= 2003 Broadway musicians strike =

The 2003 Broadway musicians strike was a strike by the Associated Musicians of Greater New York, American Federation of Musicians Local 802 union members, and other Broadway unions such as Actors' Equity Association and International Alliance of Theatrical Stage Employees. The strike lasted from Friday, March 7, 2003, to early Tuesday morning, March 11, 2003.

==Background==
In negotiations over the Local 802 collective bargaining agreement, the League of American Theatres and Producers proposed to reduce minimum orchestra size requirements from 24–26 to as low as 7 members, with a virtual orchestra filling the gaps. Producers also threatened to replace all musicians with a virtual orchestra if they went on strike. In response, Local 802 developed the "Save Live Broadway" campaign, which garnered media attention and a petition with over 30,000 signatures. However, an agreement between Local 802 and the Producers could not be reached by the deadline, 12:01 AM on March 7, 2003, so the musicians were forced to strike.

==Strike activity==
325 musicians from Local 802 were joined by 650 actors from the Actors' Equity Association and 350 stagehands from the International Alliance of Theatrical Stage Employees in the strike. The loss of employees from these unions caused all Broadway musicals (except Cabaret, which had a different contract because it was performed at Studio 54) to shut down for the duration of the strike. Those on strike picketed Broadway theatres and staged a mock funeral for live music in Times Square, with many famous Broadway actors in attendance, including Harvey Fierstein.

==Settlement==
Because of the great strain on New York's economy, with $7 million lost per performance for New York businesses (taxis, restaurants, and hotels), Mayor Michael Bloomberg intervened and invited Bill Moriarity, president of Local 802, and Jed Bernstein, president of the League of American Theaters and Producers, to meet at Gracie Mansion on the night of March 10, 2003 to continue negotiations.
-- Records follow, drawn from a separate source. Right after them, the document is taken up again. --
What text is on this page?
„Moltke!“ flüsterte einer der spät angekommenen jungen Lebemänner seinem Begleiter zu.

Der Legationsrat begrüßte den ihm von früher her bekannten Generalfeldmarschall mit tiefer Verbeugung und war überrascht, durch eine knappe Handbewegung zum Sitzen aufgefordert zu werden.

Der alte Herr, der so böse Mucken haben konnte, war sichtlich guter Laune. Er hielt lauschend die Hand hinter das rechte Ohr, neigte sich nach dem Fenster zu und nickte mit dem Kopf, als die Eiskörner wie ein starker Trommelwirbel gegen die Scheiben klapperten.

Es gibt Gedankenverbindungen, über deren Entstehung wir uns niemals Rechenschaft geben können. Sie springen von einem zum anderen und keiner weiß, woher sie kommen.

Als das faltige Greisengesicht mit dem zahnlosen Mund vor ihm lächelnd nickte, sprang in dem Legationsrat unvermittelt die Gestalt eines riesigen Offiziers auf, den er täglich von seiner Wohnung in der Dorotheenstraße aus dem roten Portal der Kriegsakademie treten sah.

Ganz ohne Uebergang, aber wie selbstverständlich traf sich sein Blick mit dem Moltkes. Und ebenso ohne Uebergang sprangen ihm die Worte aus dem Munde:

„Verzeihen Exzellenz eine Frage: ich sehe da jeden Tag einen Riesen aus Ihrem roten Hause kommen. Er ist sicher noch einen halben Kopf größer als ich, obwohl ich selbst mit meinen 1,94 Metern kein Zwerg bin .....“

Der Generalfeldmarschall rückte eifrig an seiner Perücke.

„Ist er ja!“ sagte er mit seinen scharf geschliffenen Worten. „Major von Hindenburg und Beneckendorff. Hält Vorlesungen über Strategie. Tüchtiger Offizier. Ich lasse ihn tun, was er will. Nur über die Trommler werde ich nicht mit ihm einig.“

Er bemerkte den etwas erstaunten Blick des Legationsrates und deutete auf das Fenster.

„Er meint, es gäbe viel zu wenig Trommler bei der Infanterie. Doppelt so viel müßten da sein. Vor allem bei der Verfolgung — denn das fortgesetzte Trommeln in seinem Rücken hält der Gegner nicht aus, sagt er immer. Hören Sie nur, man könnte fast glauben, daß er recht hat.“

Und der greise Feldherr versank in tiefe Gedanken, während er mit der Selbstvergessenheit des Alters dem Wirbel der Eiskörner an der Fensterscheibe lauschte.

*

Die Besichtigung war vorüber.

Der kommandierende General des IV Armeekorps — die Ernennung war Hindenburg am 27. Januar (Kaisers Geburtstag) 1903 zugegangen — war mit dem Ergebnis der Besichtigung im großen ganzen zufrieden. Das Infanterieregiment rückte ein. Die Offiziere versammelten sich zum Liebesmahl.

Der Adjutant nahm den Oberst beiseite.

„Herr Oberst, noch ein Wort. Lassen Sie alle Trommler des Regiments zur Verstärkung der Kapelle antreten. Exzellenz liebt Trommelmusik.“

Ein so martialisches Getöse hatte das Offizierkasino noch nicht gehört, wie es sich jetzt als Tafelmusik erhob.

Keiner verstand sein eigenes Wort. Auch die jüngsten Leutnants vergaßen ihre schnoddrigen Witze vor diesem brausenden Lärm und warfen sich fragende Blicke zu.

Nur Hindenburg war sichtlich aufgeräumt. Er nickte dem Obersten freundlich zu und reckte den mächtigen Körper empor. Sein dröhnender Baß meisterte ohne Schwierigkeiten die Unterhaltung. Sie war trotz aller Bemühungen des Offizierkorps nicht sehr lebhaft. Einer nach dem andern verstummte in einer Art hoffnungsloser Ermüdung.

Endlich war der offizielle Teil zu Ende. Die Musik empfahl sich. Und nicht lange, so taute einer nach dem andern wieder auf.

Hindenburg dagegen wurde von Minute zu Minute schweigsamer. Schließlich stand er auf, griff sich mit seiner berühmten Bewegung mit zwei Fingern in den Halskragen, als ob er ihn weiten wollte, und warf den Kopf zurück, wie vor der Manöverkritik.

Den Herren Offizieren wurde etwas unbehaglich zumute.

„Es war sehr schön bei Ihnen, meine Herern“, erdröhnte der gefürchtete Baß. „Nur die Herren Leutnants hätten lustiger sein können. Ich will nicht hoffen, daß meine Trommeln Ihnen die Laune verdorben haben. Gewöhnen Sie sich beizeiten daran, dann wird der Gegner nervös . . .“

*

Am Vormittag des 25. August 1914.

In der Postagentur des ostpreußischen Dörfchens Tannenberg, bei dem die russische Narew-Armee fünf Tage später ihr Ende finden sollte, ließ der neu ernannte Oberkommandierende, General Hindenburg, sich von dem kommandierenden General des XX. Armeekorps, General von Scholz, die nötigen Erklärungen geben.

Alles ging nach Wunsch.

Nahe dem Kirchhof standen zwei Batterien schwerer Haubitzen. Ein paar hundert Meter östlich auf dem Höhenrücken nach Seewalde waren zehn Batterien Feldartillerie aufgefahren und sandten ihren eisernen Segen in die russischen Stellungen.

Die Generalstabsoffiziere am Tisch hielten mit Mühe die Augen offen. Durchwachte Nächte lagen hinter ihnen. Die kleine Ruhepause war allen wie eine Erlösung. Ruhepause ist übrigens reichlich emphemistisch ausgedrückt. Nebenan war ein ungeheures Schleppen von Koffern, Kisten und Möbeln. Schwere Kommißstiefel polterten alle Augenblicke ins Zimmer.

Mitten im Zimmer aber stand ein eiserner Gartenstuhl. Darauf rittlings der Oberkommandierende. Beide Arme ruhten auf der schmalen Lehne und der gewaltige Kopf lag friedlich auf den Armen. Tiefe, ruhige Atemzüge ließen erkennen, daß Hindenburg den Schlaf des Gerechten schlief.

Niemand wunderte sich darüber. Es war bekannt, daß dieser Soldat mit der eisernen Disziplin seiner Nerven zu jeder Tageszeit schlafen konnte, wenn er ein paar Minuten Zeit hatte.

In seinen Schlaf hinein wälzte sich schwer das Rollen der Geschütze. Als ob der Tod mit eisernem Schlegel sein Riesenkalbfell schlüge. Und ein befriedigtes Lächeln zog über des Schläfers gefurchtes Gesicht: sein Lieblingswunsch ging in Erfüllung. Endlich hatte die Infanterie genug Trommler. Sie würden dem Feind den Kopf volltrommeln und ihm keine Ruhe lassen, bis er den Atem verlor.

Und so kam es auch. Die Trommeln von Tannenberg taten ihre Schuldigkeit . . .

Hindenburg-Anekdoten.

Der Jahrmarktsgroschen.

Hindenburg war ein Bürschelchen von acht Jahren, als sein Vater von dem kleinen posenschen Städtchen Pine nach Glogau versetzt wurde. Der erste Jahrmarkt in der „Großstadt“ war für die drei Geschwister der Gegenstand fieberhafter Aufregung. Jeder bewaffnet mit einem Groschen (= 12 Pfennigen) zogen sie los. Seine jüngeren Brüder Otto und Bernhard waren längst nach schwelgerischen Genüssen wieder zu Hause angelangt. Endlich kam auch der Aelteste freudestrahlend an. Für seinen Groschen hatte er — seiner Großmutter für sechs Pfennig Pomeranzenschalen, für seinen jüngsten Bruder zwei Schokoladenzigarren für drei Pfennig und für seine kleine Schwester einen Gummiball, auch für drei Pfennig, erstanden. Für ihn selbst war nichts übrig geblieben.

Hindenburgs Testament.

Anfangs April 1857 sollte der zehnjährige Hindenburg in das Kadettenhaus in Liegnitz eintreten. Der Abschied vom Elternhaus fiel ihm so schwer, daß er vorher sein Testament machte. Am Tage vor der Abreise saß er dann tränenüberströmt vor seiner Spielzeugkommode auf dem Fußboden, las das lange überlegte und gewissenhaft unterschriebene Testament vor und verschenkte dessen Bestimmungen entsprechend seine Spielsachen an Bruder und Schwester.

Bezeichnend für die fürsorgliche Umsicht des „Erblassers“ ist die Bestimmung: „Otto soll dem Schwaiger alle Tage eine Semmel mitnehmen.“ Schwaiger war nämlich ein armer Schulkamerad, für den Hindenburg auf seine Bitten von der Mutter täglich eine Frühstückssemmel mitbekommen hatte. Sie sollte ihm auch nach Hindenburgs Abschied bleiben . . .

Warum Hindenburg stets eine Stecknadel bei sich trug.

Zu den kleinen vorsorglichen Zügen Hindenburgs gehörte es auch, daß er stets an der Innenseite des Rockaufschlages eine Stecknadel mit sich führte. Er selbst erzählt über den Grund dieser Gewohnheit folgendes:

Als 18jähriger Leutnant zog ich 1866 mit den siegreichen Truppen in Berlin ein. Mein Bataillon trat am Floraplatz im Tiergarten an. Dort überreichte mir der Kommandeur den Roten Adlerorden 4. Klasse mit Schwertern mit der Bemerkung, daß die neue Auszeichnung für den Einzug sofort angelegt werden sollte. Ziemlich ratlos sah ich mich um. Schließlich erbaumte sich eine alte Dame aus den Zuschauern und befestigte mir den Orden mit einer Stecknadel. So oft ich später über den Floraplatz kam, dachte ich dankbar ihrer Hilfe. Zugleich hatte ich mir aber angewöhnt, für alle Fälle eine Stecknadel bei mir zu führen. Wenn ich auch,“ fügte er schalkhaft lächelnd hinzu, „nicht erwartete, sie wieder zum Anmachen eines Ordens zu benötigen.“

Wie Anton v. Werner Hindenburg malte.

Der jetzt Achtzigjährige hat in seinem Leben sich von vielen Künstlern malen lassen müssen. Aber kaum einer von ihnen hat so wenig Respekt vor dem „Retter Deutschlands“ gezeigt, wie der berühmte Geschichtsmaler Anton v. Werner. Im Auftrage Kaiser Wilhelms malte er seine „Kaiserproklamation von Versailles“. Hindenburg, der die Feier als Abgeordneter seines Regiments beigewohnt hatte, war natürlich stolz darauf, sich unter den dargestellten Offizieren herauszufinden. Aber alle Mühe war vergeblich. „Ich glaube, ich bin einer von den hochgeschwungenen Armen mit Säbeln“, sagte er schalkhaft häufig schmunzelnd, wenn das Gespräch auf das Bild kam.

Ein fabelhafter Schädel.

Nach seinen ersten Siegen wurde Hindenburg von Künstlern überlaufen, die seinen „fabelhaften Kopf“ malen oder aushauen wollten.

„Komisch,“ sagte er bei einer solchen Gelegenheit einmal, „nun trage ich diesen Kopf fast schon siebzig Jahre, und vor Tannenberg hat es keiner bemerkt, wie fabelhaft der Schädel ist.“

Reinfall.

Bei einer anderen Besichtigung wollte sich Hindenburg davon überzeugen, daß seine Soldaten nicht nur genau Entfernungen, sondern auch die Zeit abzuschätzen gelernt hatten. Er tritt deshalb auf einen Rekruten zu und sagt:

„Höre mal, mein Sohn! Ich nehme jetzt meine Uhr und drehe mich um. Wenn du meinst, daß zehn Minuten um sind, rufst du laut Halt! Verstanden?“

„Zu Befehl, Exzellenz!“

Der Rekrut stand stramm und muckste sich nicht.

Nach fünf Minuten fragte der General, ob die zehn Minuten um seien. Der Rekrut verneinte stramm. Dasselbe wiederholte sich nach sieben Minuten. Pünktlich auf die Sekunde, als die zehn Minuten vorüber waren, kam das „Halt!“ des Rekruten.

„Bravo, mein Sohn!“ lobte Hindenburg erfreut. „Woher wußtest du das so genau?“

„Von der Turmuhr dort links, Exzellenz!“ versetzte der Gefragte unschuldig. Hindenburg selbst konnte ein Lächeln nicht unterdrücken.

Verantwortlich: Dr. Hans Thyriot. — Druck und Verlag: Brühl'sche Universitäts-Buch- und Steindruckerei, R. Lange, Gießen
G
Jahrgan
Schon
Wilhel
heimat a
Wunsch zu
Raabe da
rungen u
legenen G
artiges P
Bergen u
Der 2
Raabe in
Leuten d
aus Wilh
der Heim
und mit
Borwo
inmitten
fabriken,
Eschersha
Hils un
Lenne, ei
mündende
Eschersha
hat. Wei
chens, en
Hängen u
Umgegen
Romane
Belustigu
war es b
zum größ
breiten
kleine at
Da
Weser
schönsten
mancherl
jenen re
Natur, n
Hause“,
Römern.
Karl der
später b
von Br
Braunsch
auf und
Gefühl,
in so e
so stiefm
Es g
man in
Bloomberg also appointed Frank J. Macchiarola, chairman of the Districting Commission, as mediator.

After all-night negotiations, parties agreed to reduce minimum requirements for musicians from 24–26 to 18–19, which would stay in effect for the next 10 years. Mayor Bloomberg announced that the unions had reached a settlement and Broadway was "no longer dark" the morning of March 11, 2003.